While the music industry has moved away from analog machines for production, there will always be a place for hardware in hip-hop production. goldwave said that tools like machines Provide an opportunity to step away from the computer screen and use the touch pad to create music. The Machine is a piece of music-creation technology developed by Native Instruments that creators can connect to their DAW to create entire beats using the technology’s drum pads, knobs and switches.
Goldwave said, “You’re taking the source material, or a piece of it, and reusing it, re-contextualizing it, and making it completely your own.” “I love the beauty of sampling. I love hearing someone else tell me about their music history through their samples. It’s so powerful because it allows everyone to have their own individual voice. To What do they want to bring into the equation?”
Today, technology is not only evolving and influencing the creation of hip-hop, but it is also changing the way the genre is consumed. Hip-hop is no longer controlled by radio DJs and people like MTV, and anyone with a few extra dollars every month can access almost the entire genre with streaming services whenever they want. During the 2010s, platforms such as Spotify and Apple Music democratized the way music was consumed, and hip-hop’s popularity skyrocketed. most streamlined style on those services. Carson said the incident is a powerful representation of confronting American culture’s tendency to tell an antiquated version of its own problematic history—a version that often undermines the black experience.
,[That trend] It shows that there is a kind of narrative power that isn’t coming from the powerful institutions that have previously given us music and mythical stories about country,” Carson said. “I think streaming services, or the consumption of hip-hop, is a direct line to what’s under the covers in America.”
Hip-Hop’s AI Problem
Like industries around the world, hip-hop producers are struggling to decide what to do with artificial intelligence. earlier this year, An AI-generated song called “Heart on My Sleeve” that mimics Drake and The Weeknd’s voices It was pulled from streaming services after it went viral.
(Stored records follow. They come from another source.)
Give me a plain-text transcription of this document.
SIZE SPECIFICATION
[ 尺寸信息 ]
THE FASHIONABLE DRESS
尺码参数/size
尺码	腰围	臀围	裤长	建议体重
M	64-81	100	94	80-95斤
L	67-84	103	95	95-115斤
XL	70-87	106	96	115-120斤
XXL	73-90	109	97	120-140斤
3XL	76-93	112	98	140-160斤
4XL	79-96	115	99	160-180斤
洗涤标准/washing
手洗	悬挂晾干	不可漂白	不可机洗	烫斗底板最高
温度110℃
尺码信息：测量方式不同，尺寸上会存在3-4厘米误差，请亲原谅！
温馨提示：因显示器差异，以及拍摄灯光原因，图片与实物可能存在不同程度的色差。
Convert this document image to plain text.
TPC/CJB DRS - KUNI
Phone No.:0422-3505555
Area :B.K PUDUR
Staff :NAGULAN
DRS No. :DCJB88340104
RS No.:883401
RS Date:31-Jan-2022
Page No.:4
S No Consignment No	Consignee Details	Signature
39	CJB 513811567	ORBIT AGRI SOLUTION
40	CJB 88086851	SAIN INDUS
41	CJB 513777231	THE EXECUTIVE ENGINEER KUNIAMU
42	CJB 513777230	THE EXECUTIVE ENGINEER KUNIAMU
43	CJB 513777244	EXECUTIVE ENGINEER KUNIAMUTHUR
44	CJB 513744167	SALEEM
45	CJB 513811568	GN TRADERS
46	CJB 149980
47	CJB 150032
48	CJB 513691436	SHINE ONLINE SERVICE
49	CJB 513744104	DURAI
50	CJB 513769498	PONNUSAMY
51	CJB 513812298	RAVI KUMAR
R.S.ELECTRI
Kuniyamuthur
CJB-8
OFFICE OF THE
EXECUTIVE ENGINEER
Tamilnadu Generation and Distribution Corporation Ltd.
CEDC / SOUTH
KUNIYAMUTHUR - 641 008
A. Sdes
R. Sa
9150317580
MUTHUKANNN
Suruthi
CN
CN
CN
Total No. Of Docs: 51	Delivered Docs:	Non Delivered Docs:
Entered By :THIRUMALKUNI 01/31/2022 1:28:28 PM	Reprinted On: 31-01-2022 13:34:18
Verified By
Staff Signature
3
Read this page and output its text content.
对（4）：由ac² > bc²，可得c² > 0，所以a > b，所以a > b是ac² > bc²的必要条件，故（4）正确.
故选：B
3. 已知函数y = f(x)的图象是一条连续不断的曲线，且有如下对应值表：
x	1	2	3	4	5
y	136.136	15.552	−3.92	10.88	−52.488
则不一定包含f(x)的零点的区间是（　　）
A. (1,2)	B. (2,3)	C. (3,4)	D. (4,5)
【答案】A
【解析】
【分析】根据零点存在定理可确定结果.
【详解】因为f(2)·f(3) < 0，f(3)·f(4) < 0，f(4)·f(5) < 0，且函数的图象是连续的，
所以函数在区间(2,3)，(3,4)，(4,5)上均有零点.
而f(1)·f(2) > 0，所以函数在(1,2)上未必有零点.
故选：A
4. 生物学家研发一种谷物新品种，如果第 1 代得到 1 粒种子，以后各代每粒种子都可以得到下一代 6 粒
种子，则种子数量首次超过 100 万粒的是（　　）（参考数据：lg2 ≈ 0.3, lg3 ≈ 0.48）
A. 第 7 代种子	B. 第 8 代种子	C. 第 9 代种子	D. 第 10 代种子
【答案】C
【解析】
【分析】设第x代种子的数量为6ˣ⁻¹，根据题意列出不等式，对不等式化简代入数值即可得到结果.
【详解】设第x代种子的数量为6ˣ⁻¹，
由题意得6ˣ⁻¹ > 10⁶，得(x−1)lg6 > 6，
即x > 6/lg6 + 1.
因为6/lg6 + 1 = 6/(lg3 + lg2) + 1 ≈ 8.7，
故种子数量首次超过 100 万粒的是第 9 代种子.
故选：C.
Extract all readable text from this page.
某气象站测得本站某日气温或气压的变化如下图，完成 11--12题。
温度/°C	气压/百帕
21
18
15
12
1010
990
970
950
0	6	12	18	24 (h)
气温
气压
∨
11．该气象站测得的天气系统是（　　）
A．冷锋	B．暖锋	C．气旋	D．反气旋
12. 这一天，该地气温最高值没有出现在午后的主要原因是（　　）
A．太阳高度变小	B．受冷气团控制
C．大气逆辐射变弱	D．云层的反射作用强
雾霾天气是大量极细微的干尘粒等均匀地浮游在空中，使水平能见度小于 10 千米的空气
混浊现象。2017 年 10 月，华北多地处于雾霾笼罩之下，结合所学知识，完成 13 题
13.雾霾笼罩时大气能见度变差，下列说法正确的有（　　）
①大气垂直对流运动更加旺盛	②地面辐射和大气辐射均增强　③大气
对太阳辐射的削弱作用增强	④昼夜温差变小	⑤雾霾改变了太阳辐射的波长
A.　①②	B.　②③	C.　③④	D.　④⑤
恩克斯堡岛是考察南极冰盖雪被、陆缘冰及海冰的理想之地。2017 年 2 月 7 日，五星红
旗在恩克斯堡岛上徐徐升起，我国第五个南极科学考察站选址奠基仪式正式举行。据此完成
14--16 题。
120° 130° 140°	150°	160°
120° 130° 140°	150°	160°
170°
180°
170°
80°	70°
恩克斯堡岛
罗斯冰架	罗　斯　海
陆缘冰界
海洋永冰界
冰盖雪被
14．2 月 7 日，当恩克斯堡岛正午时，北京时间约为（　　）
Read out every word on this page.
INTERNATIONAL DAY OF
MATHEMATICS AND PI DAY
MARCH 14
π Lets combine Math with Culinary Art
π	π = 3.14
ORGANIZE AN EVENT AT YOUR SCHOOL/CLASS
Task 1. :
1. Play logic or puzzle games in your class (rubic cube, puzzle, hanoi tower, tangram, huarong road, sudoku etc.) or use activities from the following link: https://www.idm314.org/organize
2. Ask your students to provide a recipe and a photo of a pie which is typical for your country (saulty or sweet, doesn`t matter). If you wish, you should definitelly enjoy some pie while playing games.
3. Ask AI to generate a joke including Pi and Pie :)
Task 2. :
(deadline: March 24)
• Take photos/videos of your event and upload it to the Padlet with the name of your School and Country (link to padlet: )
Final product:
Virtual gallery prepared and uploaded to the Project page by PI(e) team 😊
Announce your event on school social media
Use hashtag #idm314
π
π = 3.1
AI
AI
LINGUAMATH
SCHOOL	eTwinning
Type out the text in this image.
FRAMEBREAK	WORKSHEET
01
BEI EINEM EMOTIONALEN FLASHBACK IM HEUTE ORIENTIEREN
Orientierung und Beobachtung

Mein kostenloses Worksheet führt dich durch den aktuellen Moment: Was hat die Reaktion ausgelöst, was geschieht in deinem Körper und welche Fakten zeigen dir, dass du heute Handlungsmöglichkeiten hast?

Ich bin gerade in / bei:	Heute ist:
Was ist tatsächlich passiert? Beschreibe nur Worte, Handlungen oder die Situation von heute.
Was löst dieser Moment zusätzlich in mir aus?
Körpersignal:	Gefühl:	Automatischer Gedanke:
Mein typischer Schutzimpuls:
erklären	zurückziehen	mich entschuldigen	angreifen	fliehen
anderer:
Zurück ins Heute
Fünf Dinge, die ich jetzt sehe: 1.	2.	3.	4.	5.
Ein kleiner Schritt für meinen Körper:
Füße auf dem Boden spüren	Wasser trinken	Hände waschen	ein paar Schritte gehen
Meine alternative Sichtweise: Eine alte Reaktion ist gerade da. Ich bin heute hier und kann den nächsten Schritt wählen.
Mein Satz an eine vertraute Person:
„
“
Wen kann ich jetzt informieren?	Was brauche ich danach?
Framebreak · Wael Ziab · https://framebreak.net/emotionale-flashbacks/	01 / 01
Major music labels have also raised concerns over copyright issues in this uncharted territory-Universal Music Group asks streaming services to stop AI engines from scraping their content, Carson, in one Article He wrote for The Washington Post, cautioning that AI’s role in separating black voices from their bodies is indicative of how early rap pioneers were exploited and exploited. Goldwave said he doesn’t want to hop on the freight train of the recent boom in AI popularity, but he does want to find productive ways to add it to his workflow.
“AI is a big wave that’s coming for everything at the same time, and it causes a lot of fear and paranoia, but at the same time, it’s also a powerful tool,” Goldwave said. “I try not to focus so much on the fear of the inevitable because I’m just a producer. I can’t stop the wave of AI, but I can try to implement it in my set up to do what I do best.,
From the debut of DJ Kool Herc’s turntable in The Bronx to the controversy surrounding it AI-generated rapper on TikTok rapperHip-hop has evolved and changed as technology has done the same, but where AI will take the genre is anyone’s guess. As hip-hop artists have broken the boundaries of the genre and broken the rules of technology time and time again, one thing is clear: It will happen again.